Principaux renseignements
- Les États-Unis détiennent plus de 1 000 milliards de dollars (environ 879,4 millions d’euros) en or, bien que ces réserves ne garantissent plus le dollar.
- Des alliances pétrolières stratégiques ont remplacé l’étalon-or pour maintenir la demande mondiale de devise américaine.
- Les alliés mondiaux diversifient leurs réserves afin de réduire leur dépendance vis-à-vis d’un système financier américain « utilisé comme une arme ».
Le secrétaire américain au Trésor, Scott Bessent, a récemment confirmé que les États-Unis possèdent la plus grande réserve d’or au monde, évaluée à plus de 1 000 milliards de dollars (environ 879,4 millions d’euros). C’est ce que rapporte Fortune.
Cette clarification fait suite à l’intérêt manifesté précédemment par Donald Trump et Elon Musk concernant la nécessité de procéder à un audit du site de Fort Knox afin de dissiper les rumeurs selon lesquelles les réserves auraient été compromises. Tout en confirmant que ces actifs sont en sécurité, Bessent a souligné que ces avoirs n’influencent plus la valeur réelle du dollar américain.
La fin de l’étalon-or
Fort Knox, qui a commencé à stocker de l’or en 1937, revêtait autrefois une importance historique et symbolisait la fiabilité économique américaine. En vertu du Gold Reserve Act de 1934, le dollar était directement indexé sur les métaux précieux. Cependant, ce lien a disparu en 1971 lorsque le président Richard Nixon a aboli l’étalon-or.

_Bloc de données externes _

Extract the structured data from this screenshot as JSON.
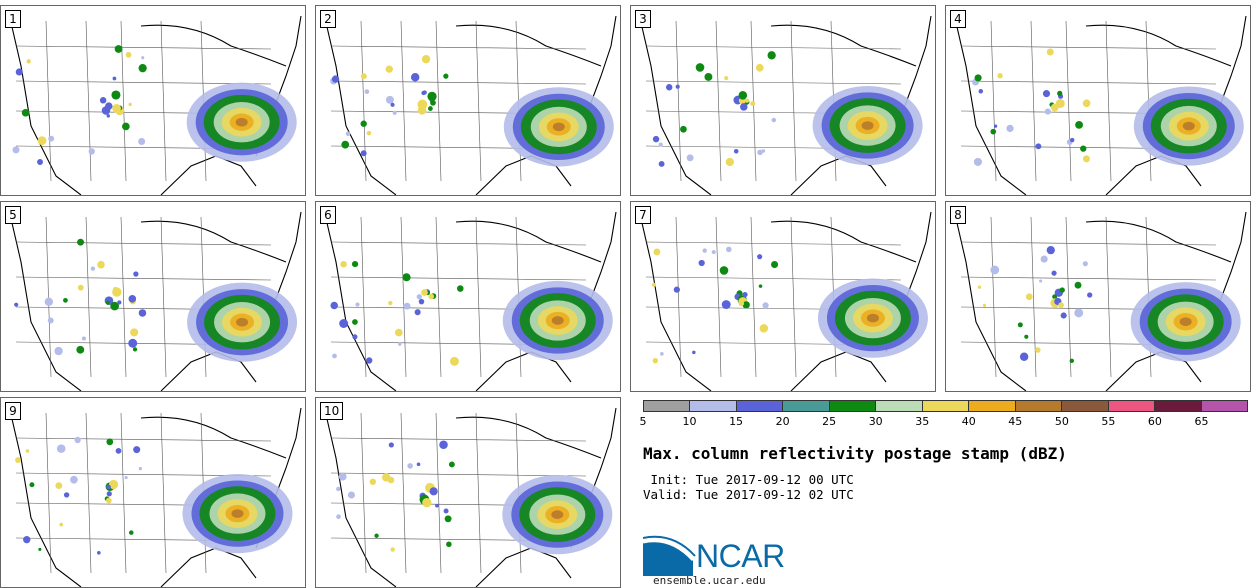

Bessent a noté que les États-Unis étaient passés à un système de monnaie fiduciaire, ce qui signifie que la monnaie n’est plus adossée à des matières premières physiques, bien que l’or encore dû aux ayants droit reste stocké dans le site.
Pétrodollar
L’abandon de l’étalon-or a conduit à l’essor du « pétrodollar ». Après l’effondrement du système de Bretton Woods – qui avait ancré les devises mondiales à un dollar adossé à l’or – , les États-Unis ont formé une alliance stratégique avec l’Arabie saoudite en 1974. En échange d’une protection militaire, l’Arabie saoudite a accepté de fixer le prix du pétrole exclusivement en dollars américains.
Cela a garanti une demande mondiale permanente pour la devise américaine, le pétrole étant essentiel à l’industrie mondiale, et a conduit les pays exportateurs de pétrole à investir leurs excédents dans des bons du Trésor américain.
Dédollarisation
Actuellement, la domination du dollar traverse une période de déclin, connue sous le nom de « dédollarisation ». La part de cette devise dans les réserves de change mondiales est passée de 71 pour cent en 1999 à seulement 57 pour cent.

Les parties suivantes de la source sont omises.